Franz Ferdinand Graf Kinsky diente zwei Kaisern als Diplomat und war kaiserlicher wirklicher geheimer Rat, 1708 und 1711 Gesandter in Frankfurt (jeweils Kaiserwahl), 1721 Gesandter in Rom (Papstwahl) und 1722 Gesandter in Preßburg (Ungarischer Landtag). Außerdem war er Vizekanzler von Böhmen, 1715 Hofkanzler, 1723 böhmischer Oberhofkanzler. Er war Majoratsherr und wurde 1731 in den Orden vom Goldenen Vlies aufgenommen.

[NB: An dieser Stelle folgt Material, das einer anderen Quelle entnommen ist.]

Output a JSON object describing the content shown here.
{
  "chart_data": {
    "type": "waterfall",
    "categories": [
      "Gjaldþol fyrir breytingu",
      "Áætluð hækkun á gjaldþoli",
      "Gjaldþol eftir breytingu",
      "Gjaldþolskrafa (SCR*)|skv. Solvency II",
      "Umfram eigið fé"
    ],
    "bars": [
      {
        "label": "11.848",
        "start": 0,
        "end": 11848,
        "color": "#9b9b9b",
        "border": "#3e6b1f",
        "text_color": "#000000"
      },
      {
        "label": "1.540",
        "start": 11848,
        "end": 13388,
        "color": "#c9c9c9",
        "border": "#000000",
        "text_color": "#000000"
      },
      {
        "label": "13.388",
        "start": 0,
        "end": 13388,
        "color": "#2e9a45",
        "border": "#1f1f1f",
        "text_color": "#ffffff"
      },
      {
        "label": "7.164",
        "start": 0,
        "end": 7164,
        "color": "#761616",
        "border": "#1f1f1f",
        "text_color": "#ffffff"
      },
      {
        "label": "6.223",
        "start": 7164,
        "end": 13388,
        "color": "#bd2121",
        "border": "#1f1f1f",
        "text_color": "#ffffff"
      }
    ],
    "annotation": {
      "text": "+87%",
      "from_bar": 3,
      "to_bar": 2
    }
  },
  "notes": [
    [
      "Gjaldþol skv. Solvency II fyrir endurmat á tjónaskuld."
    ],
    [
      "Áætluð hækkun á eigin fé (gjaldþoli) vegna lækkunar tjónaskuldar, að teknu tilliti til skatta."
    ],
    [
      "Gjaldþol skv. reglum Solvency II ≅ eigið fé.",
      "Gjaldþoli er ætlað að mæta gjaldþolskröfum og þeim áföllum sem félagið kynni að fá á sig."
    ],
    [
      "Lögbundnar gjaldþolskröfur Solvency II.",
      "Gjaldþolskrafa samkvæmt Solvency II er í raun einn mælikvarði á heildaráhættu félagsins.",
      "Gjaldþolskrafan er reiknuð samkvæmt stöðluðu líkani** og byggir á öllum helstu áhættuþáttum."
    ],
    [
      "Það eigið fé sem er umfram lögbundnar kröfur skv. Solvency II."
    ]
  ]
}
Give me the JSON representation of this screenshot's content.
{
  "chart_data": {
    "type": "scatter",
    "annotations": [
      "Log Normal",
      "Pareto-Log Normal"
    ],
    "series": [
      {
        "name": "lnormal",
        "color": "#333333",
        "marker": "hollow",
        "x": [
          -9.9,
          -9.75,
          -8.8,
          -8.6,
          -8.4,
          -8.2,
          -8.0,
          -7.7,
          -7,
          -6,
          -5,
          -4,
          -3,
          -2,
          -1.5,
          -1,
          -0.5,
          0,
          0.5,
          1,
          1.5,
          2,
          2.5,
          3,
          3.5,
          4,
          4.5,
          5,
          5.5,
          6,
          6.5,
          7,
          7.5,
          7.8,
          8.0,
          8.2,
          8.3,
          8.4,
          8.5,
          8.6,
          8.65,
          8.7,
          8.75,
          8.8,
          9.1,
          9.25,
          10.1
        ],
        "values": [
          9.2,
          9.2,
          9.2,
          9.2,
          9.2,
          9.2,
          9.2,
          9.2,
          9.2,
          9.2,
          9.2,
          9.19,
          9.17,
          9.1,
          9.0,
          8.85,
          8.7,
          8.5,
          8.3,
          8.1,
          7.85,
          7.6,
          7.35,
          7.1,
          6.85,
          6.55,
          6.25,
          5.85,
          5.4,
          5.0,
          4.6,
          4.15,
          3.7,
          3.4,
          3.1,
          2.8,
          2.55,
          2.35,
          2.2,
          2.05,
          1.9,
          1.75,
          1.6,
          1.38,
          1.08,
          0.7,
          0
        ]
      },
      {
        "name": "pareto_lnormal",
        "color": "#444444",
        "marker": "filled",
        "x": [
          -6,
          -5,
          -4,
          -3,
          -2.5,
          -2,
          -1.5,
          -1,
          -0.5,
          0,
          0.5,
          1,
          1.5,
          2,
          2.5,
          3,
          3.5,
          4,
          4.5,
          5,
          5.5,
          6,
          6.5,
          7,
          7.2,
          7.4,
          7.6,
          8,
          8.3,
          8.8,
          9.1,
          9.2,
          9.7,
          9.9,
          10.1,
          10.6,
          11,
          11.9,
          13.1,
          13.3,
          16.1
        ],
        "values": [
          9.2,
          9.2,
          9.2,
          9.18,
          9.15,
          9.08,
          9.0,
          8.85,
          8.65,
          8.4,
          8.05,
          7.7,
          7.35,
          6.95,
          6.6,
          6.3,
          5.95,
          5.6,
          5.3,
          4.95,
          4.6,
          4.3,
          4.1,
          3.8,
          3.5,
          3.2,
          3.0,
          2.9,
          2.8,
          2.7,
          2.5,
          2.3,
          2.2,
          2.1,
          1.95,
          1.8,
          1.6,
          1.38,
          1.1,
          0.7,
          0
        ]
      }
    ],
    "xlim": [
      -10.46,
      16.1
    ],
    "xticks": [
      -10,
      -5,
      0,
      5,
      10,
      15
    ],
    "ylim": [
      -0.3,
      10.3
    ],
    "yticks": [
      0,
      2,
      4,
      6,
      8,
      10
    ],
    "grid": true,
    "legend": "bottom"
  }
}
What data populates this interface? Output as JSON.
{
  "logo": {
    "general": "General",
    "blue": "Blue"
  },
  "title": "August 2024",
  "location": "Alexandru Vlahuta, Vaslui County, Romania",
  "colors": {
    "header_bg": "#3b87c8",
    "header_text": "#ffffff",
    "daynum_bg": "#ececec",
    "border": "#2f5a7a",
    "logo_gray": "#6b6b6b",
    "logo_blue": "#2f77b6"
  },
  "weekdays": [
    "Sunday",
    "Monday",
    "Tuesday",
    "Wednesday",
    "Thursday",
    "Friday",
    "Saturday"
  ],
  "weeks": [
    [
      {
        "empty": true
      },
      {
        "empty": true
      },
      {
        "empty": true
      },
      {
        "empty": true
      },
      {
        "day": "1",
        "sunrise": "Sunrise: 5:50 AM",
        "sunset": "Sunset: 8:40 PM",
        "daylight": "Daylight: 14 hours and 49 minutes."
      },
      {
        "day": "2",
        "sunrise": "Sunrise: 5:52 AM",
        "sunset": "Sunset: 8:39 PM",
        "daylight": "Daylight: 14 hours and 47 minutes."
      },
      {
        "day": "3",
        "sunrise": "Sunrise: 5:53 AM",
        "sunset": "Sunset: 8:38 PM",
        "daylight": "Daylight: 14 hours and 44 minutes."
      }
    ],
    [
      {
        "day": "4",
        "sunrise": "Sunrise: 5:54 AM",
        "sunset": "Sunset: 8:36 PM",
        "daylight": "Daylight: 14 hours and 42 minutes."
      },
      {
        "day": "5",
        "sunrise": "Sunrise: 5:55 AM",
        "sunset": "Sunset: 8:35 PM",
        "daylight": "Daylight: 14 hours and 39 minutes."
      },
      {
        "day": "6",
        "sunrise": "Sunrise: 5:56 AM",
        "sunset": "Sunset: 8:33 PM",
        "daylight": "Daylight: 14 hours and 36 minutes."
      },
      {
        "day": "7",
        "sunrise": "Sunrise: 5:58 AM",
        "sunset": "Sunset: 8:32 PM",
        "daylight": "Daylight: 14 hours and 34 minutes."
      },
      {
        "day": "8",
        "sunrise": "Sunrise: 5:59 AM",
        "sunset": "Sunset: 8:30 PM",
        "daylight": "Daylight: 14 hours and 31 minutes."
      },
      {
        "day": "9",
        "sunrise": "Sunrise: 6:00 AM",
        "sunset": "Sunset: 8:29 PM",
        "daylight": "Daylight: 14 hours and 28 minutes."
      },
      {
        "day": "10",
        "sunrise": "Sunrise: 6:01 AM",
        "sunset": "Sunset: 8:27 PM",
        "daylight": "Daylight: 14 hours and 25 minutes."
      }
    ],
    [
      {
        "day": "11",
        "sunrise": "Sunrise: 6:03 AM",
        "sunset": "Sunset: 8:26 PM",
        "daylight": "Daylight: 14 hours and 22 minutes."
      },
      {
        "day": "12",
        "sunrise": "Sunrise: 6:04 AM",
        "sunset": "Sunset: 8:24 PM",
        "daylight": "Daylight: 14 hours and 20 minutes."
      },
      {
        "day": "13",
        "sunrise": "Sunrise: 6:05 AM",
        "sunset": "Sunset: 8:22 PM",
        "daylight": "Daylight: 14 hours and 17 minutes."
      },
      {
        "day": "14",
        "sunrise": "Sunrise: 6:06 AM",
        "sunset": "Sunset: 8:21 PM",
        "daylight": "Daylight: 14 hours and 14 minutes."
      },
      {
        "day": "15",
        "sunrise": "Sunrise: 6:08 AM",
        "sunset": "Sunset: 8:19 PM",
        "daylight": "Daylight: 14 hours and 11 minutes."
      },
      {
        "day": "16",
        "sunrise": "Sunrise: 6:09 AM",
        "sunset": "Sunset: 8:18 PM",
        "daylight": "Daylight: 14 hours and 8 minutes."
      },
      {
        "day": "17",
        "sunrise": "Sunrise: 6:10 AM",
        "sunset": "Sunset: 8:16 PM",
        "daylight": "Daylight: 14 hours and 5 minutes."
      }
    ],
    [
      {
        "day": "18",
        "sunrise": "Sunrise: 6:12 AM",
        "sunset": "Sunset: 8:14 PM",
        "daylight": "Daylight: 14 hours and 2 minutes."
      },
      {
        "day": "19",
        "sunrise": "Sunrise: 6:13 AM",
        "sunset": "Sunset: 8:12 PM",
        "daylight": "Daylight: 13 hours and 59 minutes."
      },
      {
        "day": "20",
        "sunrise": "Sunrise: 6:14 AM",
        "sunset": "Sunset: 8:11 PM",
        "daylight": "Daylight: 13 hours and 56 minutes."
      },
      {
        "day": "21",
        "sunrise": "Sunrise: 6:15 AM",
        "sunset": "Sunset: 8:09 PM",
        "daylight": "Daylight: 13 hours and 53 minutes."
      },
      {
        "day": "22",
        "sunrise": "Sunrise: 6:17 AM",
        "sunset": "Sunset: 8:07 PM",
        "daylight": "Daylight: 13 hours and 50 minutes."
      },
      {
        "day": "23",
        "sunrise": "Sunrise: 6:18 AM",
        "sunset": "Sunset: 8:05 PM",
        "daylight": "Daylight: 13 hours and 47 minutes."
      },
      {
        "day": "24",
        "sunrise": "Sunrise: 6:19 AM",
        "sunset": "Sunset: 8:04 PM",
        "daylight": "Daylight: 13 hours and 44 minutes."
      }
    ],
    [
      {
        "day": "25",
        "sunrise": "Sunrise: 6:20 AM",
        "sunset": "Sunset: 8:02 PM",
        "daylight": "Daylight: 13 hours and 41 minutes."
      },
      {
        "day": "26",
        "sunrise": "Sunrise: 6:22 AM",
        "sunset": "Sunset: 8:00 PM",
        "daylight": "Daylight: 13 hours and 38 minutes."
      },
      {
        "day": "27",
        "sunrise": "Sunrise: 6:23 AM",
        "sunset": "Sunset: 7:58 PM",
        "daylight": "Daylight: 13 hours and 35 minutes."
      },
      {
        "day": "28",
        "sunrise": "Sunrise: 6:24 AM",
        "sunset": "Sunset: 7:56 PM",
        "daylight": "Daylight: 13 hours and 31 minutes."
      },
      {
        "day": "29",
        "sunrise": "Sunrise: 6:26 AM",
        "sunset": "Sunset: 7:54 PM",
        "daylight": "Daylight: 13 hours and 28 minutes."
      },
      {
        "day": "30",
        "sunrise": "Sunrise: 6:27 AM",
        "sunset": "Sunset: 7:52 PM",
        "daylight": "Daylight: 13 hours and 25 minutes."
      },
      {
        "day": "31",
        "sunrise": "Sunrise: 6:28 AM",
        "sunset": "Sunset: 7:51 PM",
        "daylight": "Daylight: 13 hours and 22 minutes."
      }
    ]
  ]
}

neobarocker Ostflügel, rechts die Kapelle
Allerdings wurde dieses Wappen erst Jahre nach dem Kauf angebracht, denn Mária Auguszta Palffy von Erdöd war seine zweite Ehefrau. In erster Ehe war Franz Ferdinand Graf Kinsky (Frantiek Ferdinand Kinský) seit 1706 mit Maria Theresia von Fünfkirchen (10.6.1675-17.8.1729) verheiratet gewesen, und aus dieser Ehe entsprossen vier Kinder. Die zweite Ehe wurde mit sechs weiteren Kindern gesegnet. Seine zweite Frau war die Tochter von Lipót Graf Palffy von Erdöd (14.12.1681-27.3.1720) und Maria Antonia Ratnit de Souches (13.1.1683-18.8.1750). Sie war bei der Heirat erst 16 Jahre alt, während ihr Ehemann schon 52 Jahre alt war und locker hätte ihr Vater sein können. Wir sehen einerseits die zweite Ehefrau im Wappen, andererseits noch keinen Orden vom Goldenen Vlies, nach diesen Kriterien wäre der Entstehungszeitraum für das Oberlicht 1730-1731.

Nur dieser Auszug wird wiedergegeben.